NCT number NCT02739763
Other study ID # OXTREC 2-16
Secondary ID KEMRI/CGMRC/CSC/
Status Recruiting
Phase Phase 1
First received April 13, 2016
Last updated May 27, 2016
Start date May 2016
Est. completion date November 2020

Study information

Verified date May 2016
Source University of Oxford
Contact Melissa Kapulu, DPhil
Phone +254709983463
Email MKapulu@kemri-wellcome.org
Is FDA regulated No
Health authority Kenya: KEMRI Scientific and Ethics Review UnitUK: Oxford Tropical Research Ethics Committee
Study type Interventional

Clinical Trial Summary

The investigators wish to understand how resistance to malaria develops and how this affects the growth rate of malaria in individuals who have past exposure to malaria.


Description:

Malaria remains a major public health threat despite regulatory approval of a partially effective pre-erythrocytic malaria vaccine. There is an urgent need to accelerate the development of a more effective multi-stage vaccine. Controlled human malaria infection (CHMI) has been shown to be an important tool for the assessment of the efficacy of novel malaria vaccines and drugs prior to field trials. CHMI also allows for the evaluation of immunity to malaria and parasite growth rates in vivo. This is particularly useful in individuals from endemic areas with a level of exposure and immunity to malaria. Thus CHMI in individuals with prior exposure to malaria could be a valuable tool to accelerate malaria vaccine development. In this study, the investigators aim to use CHMI in semi-immune adults to provide a comprehensive prioritization of antigens associated with blood-stage immunity for vaccine development. The investigators will comprehensively characterize immunity to malaria using >100 antigens in up to 2,000 semi-immune adults, from known areas of malaria endemicity in Kenya, then select 200 individuals with a range of different immunological profiles, and conduct CHMI studies with serial quantitative polymerase chain reaction (PCR) to measure the parasite growth rate in vivo and relate this to host immunity. This will also involve analysing the relationship with functional immunity assessed by laboratory assays.
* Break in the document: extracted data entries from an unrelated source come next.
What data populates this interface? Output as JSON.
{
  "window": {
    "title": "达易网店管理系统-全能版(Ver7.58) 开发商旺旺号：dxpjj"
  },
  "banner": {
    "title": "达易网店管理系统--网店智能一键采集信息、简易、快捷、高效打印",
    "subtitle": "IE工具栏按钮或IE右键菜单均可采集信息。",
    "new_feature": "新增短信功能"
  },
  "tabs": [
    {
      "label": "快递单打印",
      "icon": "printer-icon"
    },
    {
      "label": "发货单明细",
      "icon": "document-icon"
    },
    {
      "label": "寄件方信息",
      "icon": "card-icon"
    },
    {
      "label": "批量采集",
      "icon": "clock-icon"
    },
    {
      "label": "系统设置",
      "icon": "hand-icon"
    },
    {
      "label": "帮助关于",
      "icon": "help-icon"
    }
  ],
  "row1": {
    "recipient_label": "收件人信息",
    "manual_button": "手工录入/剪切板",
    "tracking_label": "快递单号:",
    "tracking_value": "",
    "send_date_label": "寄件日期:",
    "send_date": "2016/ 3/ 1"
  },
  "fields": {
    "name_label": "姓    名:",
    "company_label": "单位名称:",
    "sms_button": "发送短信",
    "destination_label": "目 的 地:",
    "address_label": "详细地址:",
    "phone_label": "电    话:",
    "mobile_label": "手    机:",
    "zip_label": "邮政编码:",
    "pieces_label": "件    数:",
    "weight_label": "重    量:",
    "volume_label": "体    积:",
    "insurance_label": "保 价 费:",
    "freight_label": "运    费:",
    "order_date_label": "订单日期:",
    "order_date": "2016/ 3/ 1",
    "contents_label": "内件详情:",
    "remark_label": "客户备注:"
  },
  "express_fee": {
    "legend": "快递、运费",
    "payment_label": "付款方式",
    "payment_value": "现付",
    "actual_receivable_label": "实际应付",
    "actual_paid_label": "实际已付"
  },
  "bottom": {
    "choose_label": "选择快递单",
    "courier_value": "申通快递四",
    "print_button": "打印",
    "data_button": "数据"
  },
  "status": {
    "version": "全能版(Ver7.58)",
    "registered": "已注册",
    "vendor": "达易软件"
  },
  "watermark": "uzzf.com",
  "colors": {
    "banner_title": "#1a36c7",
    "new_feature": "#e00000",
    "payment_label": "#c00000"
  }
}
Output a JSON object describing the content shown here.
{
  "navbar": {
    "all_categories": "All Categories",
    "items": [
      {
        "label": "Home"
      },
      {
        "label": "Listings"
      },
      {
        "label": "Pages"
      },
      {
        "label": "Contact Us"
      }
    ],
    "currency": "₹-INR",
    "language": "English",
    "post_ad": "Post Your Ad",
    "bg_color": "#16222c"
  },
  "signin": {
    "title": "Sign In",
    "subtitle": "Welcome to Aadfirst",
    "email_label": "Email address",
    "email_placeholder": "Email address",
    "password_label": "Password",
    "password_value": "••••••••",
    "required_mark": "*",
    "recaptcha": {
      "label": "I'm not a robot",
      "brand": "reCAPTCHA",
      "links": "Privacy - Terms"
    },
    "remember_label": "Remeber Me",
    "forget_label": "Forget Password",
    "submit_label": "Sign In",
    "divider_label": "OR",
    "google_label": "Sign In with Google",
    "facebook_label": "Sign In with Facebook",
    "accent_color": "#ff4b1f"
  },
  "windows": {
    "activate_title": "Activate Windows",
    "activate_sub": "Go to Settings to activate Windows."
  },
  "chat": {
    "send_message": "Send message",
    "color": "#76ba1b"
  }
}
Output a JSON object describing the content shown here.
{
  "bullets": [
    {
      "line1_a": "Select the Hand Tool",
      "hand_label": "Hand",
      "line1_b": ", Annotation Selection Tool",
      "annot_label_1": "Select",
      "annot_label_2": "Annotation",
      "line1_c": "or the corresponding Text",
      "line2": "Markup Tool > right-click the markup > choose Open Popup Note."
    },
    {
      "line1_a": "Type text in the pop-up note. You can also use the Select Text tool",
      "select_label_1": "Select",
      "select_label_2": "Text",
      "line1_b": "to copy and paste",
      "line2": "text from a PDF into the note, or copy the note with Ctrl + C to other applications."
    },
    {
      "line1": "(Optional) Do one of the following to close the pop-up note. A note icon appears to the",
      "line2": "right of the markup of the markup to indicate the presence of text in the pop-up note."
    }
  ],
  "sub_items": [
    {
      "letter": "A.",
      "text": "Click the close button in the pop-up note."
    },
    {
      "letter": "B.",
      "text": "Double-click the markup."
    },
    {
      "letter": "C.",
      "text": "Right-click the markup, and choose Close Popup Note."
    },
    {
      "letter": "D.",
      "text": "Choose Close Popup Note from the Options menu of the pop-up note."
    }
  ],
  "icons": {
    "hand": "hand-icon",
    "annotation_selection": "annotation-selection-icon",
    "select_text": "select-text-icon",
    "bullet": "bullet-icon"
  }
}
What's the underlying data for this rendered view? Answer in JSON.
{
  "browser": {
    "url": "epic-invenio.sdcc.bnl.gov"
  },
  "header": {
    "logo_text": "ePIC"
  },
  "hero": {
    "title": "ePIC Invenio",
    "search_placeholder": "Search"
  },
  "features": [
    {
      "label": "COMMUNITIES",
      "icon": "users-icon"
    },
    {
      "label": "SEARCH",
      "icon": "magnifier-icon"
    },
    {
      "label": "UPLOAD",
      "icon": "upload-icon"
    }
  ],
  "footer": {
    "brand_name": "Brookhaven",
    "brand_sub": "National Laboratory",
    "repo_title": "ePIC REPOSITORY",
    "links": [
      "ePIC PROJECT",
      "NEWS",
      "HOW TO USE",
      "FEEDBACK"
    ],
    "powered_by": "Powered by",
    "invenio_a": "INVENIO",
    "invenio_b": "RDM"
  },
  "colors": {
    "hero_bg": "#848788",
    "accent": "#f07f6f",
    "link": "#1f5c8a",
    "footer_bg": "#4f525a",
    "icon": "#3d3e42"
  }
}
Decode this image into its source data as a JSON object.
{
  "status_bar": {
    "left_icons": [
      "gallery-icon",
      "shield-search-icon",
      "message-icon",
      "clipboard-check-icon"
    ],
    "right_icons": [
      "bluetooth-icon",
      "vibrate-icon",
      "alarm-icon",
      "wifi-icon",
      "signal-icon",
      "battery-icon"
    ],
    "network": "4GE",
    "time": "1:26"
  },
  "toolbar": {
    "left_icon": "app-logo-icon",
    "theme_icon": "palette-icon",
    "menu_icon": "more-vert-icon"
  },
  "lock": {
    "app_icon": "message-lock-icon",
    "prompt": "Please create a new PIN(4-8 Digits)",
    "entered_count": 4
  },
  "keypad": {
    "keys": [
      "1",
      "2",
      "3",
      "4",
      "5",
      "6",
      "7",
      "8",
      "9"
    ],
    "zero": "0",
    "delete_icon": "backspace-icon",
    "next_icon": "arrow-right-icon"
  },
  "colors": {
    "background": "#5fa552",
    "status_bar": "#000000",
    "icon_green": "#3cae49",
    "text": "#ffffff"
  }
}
Recruitment information / eligibility

Status Recruiting
Enrollment 200
Est. completion date November 2020
Est. primary completion date January 2020
Accepts healthy volunteers Accepts Healthy Volunteers
Gender Both
Age group 18 Years to 45 Years
Eligibility Inclusion Criteria:

- Healthy adults aged 18 to 45 years.

- Able and willing (in the Investigator's opinion) to comply with all study requirements.

- Informed consent.

- Use of effective method of contraception for duration of study (women only). The investigators will ask the female volunteers to come with their family planning records to verify. Effective contraception is defined as a contraceptive method with failure rate of less than 1% per year when used consistently and correctly, in accordance with the product label. Examples of these include: combined oral contraceptives; injectable progestogen; implants of etenogestrel or levonorgestrel; intrauterine device or intrauterine system; male partner sterilisation at least 6 months prior to the female subject's entry into the study, and the relationship is monogamous; male condom combined with a vaginal spermicide (foam, gel, film, cream or suppository); and male condom combined with a female diaphragm, either with or without a vaginal spermicide (foam, gel, film, cream, or suppository).

Exclusion Criteria:

- Use of systemic antibiotics with known antimalarial activity within 30 days of administration of PfSPZ Challenge (e.g. trimethoprim-sulfamethoxazole, doxycycline, tetracycline, clindamycin, erythromycin, fluoroquinolones and azithromycin).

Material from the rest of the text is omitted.